I am fairly new to Elasticsearch and am very impressed thus far. However, I am running into a problem as I test it to insure it is something I could run in a production environment. I'm hopeful that someone here might have some insight as to my issue.
I'm running ES 2.4 under Linux (64bit) Mint 18 (4 CPUs) using the Oracle 8 JDK (1.8.0_60). I have also tried, with the same results, using version 1.8.0_101. I'm using the default ES settings except that I am allocating 4Gb and locking that memory as per the documented guidelines. For now, I'm running 1 node with 4 shards.

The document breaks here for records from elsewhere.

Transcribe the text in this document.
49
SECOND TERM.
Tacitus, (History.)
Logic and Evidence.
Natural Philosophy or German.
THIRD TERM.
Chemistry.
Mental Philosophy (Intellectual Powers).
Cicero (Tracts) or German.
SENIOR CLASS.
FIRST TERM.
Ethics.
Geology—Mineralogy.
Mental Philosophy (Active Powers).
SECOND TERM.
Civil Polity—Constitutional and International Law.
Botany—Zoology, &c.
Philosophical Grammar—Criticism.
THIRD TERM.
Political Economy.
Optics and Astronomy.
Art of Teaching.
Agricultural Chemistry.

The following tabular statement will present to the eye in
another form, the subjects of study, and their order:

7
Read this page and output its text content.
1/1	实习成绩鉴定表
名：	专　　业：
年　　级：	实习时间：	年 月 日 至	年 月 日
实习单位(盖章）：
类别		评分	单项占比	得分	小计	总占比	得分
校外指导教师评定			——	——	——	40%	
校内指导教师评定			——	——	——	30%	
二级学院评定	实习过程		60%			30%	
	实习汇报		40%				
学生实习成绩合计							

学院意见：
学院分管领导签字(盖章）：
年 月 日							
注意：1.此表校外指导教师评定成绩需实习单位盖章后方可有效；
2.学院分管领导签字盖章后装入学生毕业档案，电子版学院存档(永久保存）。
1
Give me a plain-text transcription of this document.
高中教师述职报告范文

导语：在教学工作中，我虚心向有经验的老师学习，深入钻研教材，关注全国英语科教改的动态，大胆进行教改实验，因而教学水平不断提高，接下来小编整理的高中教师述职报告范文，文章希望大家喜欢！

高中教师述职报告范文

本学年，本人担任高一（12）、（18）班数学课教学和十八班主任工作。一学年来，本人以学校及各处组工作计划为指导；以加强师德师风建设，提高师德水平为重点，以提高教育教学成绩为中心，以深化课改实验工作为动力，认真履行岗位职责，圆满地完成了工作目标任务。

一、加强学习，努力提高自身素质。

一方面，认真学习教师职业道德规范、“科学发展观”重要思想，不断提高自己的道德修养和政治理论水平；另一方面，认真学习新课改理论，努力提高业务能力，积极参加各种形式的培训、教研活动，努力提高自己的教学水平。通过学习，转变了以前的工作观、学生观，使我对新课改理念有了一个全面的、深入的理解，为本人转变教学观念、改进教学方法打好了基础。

The issue I'm seeing is that, when I try to index large volumes of documents (ie: 8 threads inserting 100 documents at a time using the bulk api) through the Java client, I start seeing messages about the index being corrupted and the JVM crashes, thus bringing down ES. Here are some of the logging details I see when this occurs:
[2016-09-12 10:44:57,386][ERROR][index.engine ] [n1] [index1] failed to merge
org.apache.lucene.index.CorruptIndexException: checksum failed (hardware problem?) : expected=5633a4a2 actual=6fae7389 (resource=BufferedChecks
[2016-09-12 10:44:57,417][WARN ][index.engine ] [n1] [index1] failed engine [merge failed]
org.apache.lucene.index.MergePolicy$MergeException: org.apache.lucene.index.CorruptIndexException: checksum failed (hardware problem?) : expect
ed=5633a4a2 actual=6fae7389 (resource=BufferedChecksumIndexInput(NIOFSIndexInput(path="/home/elastic/index1/nodes/0/indices/index1/0/index/_45v
As you can see, the logs indicate possible checksum errors on the drive. However, I'm able to run extremely intensive Java (using NIO) apps using this drive that push it far beyond what ES is but I never see this issue in any other application. Also, the drive is only at 30% capacity at this point. Note that when I ran with a smaller load (only 4 publishers) all was fine. I was able to run for days without issue. When I increased that to 8, it took about 20 minutes before this issue occurred. The only correlation I can make in regards to the number producers for my test app is that I do have 4 cpus on my test system.
So I have a couple of questions:
1.) Is there a way to recover (or at-least partially recover) the index when this occurs? Right now I'm just looking
for a way to get as much data back as I can so I don't have to re-insert everything.
2.) Has anyone seen this before and, if so, how I can I avoid this?